Lessa é apontado como autor dos disparos que matou a vereadora Marielle Franco (Psol) e seu motorista. Já Nóbrega, morto durante operação policial na Bahia em fevereiro de 2020, liderava o Escritório do Crime, grupo de matadores profissionais do Rio.

Um dos alvos da dupla foi Marcelo Diotti, marido da funkeira Samantha Miranda, morto a tiros no estacionamento de um restaurante em 2018 horas após a execução de Marielle. Muitos anos antes, em 2007, ambos haviam participado do homicídio do ex-deputado Ary Ribeiro Brum.

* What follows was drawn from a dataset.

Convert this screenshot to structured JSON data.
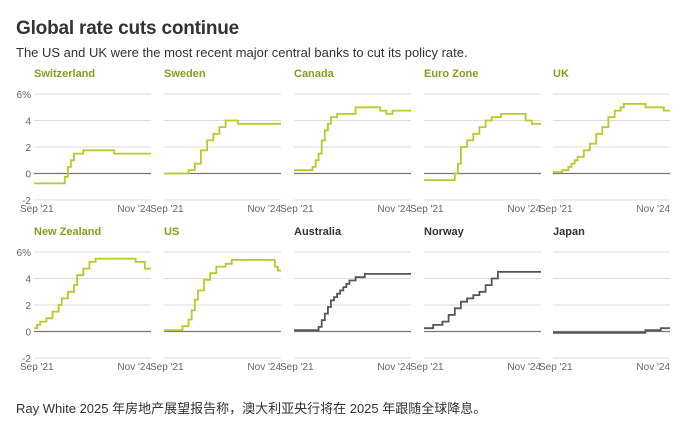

CartaCapital, Ramalho comentou o caso, deu detalhes sobre como agiam os grupos de matadores no Rio de Janeiro e descreveu a relação de Lessa com Adriano. “Eles não eram tão próximos, eram concorrentes na atividade de matador profissional, mas em alguns casos chegaram a atuar juntos ao mesmo tempo em que serviam a senhores diferentes”, disse.

Ligado à exploração de máquinas caça-níqueis na zona oeste do Rio, Diotti estava sendo monitorado há pelo menos três meses pelo Escritório do Crime depois que seu plano de executar Adriano fora descoberto. Sua morte havia sido marcada para 3 de fevereiro de 2018, após um longo período de planejamento – mas a missão precisou ser abortada de última hora.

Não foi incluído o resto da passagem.